Plans were also discussed for direct participation with the Dominion of Canada and the First Nations of the British Columbia (BC) and Yukon Territory provinces through a variety of mechanisms, including a Statement of Cooperation with BC led by Lt. Governor Byron Mallott. Efforts to establish international relations are also being made by Central Council. Strengthening our relationship with Canada’s First Nations will unify our voice and help elevate tribal government relations within their provinces.
“Operators and regulators must recognize the importance of Alaska Native and First Nation traditional knowledge as essential to effectively and meaningfully develop environmental plans and programs,” said First Vice President Rob Sanderson Jr.
Discussions also touched on the Province of BC Auditor General’s May 2016 report, “An Audit of Compliance and Enforcement of the Mining Sector,” that concluded the regulatory compliance and enforcement activities of the Ministry of Energy and Mines and the Ministry of Environment are not protecting the province from significant environmental risks of mining activities.
Throughout the discussions, Central Council emphasized there is no opposition to mining projects in Canada or Alaska if appropriately designed, operated, and maintained under a robust regulatory regime. Efforts are underway to identify funding for an ecosystem-wide environmental assessment and adaptation plan to identify a baseline for environmental quality, establish key indicators, and apply appropriate adaptation measures.

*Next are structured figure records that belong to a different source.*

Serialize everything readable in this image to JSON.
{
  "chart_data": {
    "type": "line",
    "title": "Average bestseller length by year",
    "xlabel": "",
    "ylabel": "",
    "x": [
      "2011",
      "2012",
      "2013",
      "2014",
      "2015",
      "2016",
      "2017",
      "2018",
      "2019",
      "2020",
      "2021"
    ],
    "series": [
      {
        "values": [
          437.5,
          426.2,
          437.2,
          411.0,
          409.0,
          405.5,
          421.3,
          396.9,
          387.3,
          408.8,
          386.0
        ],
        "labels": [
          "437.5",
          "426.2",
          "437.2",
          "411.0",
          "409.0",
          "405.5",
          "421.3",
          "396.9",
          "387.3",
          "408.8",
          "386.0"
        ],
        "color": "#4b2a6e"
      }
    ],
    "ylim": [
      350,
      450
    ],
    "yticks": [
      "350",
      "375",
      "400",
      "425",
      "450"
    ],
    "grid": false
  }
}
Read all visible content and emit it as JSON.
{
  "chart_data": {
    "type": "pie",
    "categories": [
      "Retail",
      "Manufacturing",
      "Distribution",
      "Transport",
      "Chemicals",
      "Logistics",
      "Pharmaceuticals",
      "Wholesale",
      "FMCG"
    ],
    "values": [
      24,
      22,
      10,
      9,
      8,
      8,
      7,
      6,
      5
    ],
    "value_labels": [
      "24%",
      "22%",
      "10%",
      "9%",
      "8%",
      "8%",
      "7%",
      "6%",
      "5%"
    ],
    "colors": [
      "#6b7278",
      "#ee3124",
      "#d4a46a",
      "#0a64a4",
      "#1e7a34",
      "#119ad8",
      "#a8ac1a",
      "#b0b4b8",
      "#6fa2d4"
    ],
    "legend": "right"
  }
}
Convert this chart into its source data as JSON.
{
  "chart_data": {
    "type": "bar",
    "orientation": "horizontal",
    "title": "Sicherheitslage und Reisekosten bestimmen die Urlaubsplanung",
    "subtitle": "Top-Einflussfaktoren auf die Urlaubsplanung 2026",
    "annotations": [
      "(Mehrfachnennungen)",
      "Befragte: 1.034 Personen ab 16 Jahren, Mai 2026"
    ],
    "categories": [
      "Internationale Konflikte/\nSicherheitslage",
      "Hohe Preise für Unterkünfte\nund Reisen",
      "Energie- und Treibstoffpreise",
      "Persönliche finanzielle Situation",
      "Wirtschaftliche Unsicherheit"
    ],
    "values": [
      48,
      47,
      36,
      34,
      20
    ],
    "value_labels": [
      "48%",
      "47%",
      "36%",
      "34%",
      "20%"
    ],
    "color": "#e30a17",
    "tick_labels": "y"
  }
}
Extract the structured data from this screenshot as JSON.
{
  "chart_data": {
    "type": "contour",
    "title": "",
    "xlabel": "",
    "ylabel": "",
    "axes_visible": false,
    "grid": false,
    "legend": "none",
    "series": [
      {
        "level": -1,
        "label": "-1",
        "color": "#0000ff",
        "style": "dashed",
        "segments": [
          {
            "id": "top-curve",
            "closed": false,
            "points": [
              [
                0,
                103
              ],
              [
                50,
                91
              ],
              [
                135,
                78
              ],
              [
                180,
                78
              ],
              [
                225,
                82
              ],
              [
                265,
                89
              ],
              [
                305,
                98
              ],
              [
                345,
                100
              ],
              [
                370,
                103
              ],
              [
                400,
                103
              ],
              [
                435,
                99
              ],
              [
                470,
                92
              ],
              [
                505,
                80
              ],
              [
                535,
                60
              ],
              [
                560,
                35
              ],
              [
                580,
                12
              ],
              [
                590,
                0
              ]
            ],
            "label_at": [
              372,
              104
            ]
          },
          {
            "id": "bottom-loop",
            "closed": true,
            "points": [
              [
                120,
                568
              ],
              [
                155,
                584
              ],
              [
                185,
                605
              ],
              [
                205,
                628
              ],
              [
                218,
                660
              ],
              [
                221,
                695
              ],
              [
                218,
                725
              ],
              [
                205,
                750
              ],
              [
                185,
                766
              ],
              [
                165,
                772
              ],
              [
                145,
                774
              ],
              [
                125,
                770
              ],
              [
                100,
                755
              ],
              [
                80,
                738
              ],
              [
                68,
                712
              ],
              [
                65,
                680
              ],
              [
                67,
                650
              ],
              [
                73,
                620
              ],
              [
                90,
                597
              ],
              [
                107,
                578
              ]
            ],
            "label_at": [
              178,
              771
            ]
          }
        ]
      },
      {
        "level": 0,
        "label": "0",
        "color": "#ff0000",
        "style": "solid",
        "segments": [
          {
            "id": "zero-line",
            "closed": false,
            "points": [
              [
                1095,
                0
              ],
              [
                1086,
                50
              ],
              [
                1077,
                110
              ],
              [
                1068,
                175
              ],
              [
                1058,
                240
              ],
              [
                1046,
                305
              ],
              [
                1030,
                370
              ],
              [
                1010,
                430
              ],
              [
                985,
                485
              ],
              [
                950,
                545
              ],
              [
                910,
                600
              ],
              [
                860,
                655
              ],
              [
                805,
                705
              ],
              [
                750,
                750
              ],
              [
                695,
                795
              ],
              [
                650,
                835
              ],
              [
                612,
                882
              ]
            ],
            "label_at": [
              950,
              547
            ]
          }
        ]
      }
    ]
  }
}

Central Council’s Second Vice President Will Micklin stated, “The mining activities in the transboundary area of British Columbia and the Yukon can and must be conducted safely through appropriate operating design in accordance with regulations, standards, and best practices with guarantees of fiduciary responsibility for environmental damage. Environmentally safe and financially responsible mining practices cannot be ignored. Neglect only transfers the burden of pollution and cost to our downstream Southeast Alaska communities.”
Central Council is also working to extend its current collaborative efforts to other Federal agencies such as the US Coast Guard, Forest Service, National Oceanic and Atmospheric Administration, Fish and Wildlife Service, Geological Survey, and Army Corps of Engineering through an innovative framework of inter-agency work groups and self-determination agreements.
Representatives from Sealaska Corporation, Douglas Indian Association, Organized Village of Kasaan, Ketchikan Indian Community, Bureau of Indian Affairs, and US Coast Guard also participated in the meeting. Presentations were provided by Central Council’s Environmental Specialist Jennifer Hanlon, Lt. Governor Mallott, and key State agency officials responsible for mining regulation. Valuable testimony was also provided by Tlingit elders including Willard Jackson and Nathan Jackson during the meeting in Ketchikan on BC’s mining activities and the threat it has posed to the salmon and eulachon of the Unuk River.
Highlights of the Federal officials’ visit included tours of Saxman Totem Park, Totem Bight State Park, Treadwell Mine, the old Douglas Indian village (Sandy Beach) with elder John Morris Sr., lunch with Governor Bill Walker, and a demonstration of how Coho salmon is prepared for smoking by John Smith of Hoonah.
“Transboundary mining will remain a top focus of Central Council to ensure the environmental security and stability for our Native communities,” said President Peterson. “We express our deep appreciation to the Department of State and EPA for fully engaging in government-to-government relations with Alaska Native tribes and fulfilling the promise of the Obama Administration.”